Now I’m going to try to work this word into my regular vocabulary. How about something like, “Wow, the fact that the temperature is above zero is really great. I don’t know what that weird yellowy orange ball in the sky is because I haven’t seen it for so long, but the heat from it is spectacular.”

See how easy that is?

Forgotten Word #2 Avarice

greedy, too great a desire to have wealth; greed for riches.*

Okay this one is a little harder. “When I was young I was full of avarice, but now I know there are much more important things in life than money.” Bam! I love this game.

Everyone has a limited vocabulary, no matter how extensive and most people use the same few words over and over again (use the ‘find’ feature in Word if you don’t believe me, it’s really sad) so it’s hard to remember just how many words are out there for your free use and enjoyment. I don’t think you’re ever lost for words, but you might not have found the right one yet.

*Both definitions for these great words were taken from Webster’s New World Dictionary. The actual physical book one that weights twenty pounds. I got a little excited using it, truth be told. Screw you, internet!

Remember this bad boy?

Remember this bad boy?

Query Me Done

The great query letter saga of 2015 continues! Sick of reading about my query letter yet? Me too. Hopefully this will be the last I need to think about it for at least a little while.

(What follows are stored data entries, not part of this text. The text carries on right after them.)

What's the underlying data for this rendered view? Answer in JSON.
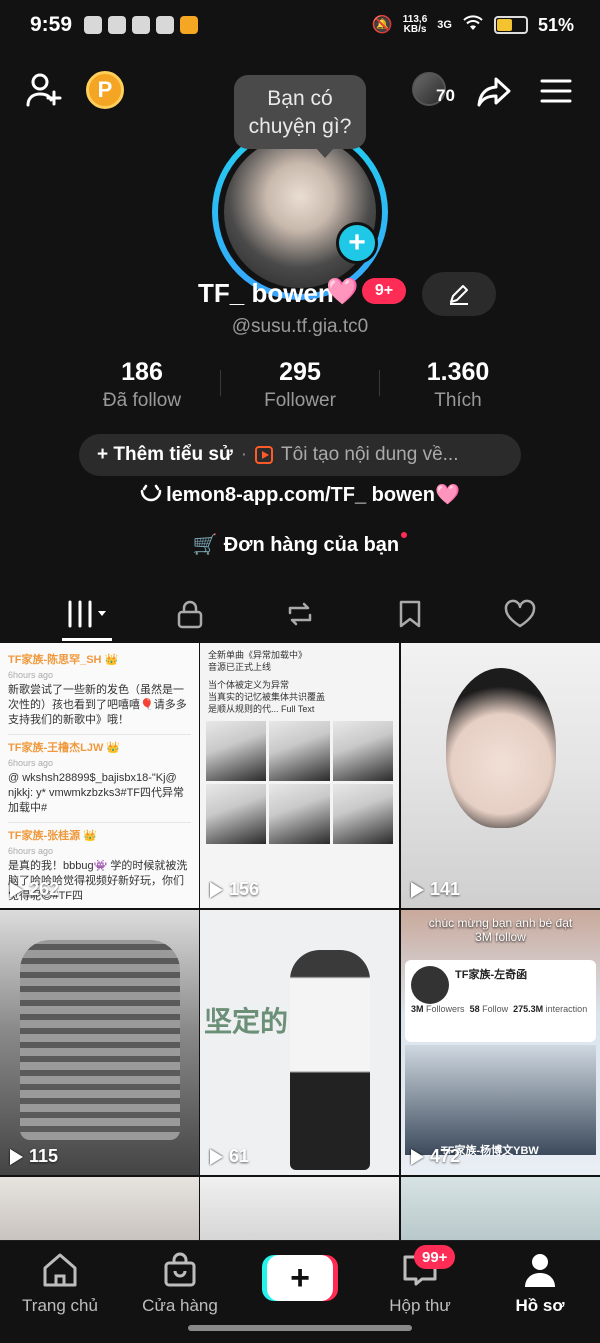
{
  "status_bar": {
    "time": "9:59",
    "net_speed": "113,6",
    "net_speed_unit": "KB/s",
    "signal": "3G",
    "battery": "51%"
  },
  "profile": {
    "visitor_count": "70",
    "bubble_text": "Bạn có chuyện gì?",
    "display_name": "TF_ bowen",
    "name_emoji": "🩷",
    "notif_badge": "9+",
    "handle": "@susu.tf.gia.tc0",
    "stats": [
      {
        "value": "186",
        "label": "Đã follow"
      },
      {
        "value": "295",
        "label": "Follower"
      },
      {
        "value": "1.360",
        "label": "Thích"
      }
    ],
    "bio_add": "+ Thêm tiểu sử",
    "bio_sep": "·",
    "bio_desc": "Tôi tạo nội dung về...",
    "link": "lemon8-app.com/TF_ bowen",
    "link_emoji": "🩷",
    "orders": "Đơn hàng của bạn"
  },
  "grid": {
    "views": [
      "262",
      "156",
      "141",
      "115",
      "61",
      "472"
    ],
    "cell1": {
      "posts": [
        {
          "user": "TF家族-陈思罕_SH 👑",
          "time": "6hours ago",
          "text": "新歌尝试了一些新的发色（虽然是一次性的）孩也看到了吧嘻嘻🎈请多多支持我们的新歌中》哦！"
        },
        {
          "user": "TF家族-王橹杰LJW 👑",
          "time": "6hours ago",
          "text": "@ wkshsh28899$_bajisbx18-\"Kj@ njkkj: y* vmwmkzbzks3#TF四代异常加载中#"
        },
        {
          "user": "TF家族-张桂源 👑",
          "time": "6hours ago",
          "text": "是真的我！bbbug👾 学的时候就被洗脑了哈哈哈觉得视频好新好玩，你们觉得呢😊#TF四"
        }
      ]
    },
    "cell2": {
      "lines": [
        "全新单曲《异常加载中》",
        "音源已正式上线",
        "当个体被定义为异常",
        "当真实的记忆被集体共识覆盖",
        "是顺从规则的代... Full Text"
      ]
    },
    "cell5": {
      "caption": "坚定的"
    },
    "cell6": {
      "message_line1": "chúc mừng bạn anh bé đạt",
      "message_line2": "3M follow",
      "card_name": "TF家族-左奇函",
      "followers": "3M",
      "followers_label": "Followers",
      "following": "58",
      "following_label": "Follow",
      "interaction": "275.3M",
      "interaction_label": "interaction",
      "lower_name": "TF家族-杨博文YBW"
    }
  },
  "bottom_nav": {
    "home": "Trang chủ",
    "shop": "Cửa hàng",
    "inbox": "Hộp thư",
    "inbox_badge": "99+",
    "profile": "Hồ sơ"
  }
}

Unlike last time, this draft did not spontaneously start to suck, so I went ahead and sent it to Writer’s Digest 2nd Draft service. I kept telling myself I spent about five years on the book, the very least I could do was spend $39.99 (US, damn you people) on the letter with which I would attempt to sell that book. Was it worth it? Why yes, yes it was.

I heard back from my critiquer within a few days, a fantasy author with a long list of publications, who said he would have it back to me in about a week. I think it ended up being about ten days, which I thought was a pretty quick turn around. I got a page of comments in return.

In spite of all my complaining about query letters these last few posts, I should say that I was pretty happy with the one that I finally sent in and guess what? So was my critiquer. Hard work actually paying off?  What the…

This critique for me didn’t so much critique as confirm what I hoped, that my letter didn’t suck. He said it was witty, well-written, confidently persuasive and made him think of The Screwtape Letters by C.S. Lewis. This is frigging good news because the novel I wrote should make people think of The Screwtape Letters by C.S. Lewis. Phew!

One criticism he did make was that I don’t give any indication of the setting and that’s a true story, I don’t. So there I was, beaming, glowing from this hard-won query battle, only to be slammed by setting. That’s okay, I thought, I can work that in somewhere.

I revise things the only way I know how; by rereading them twenty thousand times until my eyes are dry and bleeding and I find the one word or sentence that bothers me in some fashion, a weak link that hints subtly at the need for a change. I set about this noble mission and failed. I read the query until it blurred on the page, then I read it some more, then I read it out loud. Where, WHERE? Where can I indicate setting, grahhhh!

My best answer after about a week of this was helpfully, nowhere. Fantastic. I called some of my writer friends to help me. No luck there either, they liked my letter the way it was. Thwarted again, I called my mom. We spent about two hours with the letter and ended up with the same conclusion – there was nowhere.

That of course, is not true. There are plenty of places, but to do so seems to mess with the flow of the letter, send a wallop to its mojo. Final solution? Ignore expert advice that I paid for. Precious, isn’t it?

So that’s exactly what I did. I left the letter the way it was and even sent it out to the first three agents on my list. Only time will tell whether that was a good idea or not. Even though I did not take the advice, the critique was still well worth it to me. He got everything out of the letter that I hoped he would, now I just hope that an agent does too.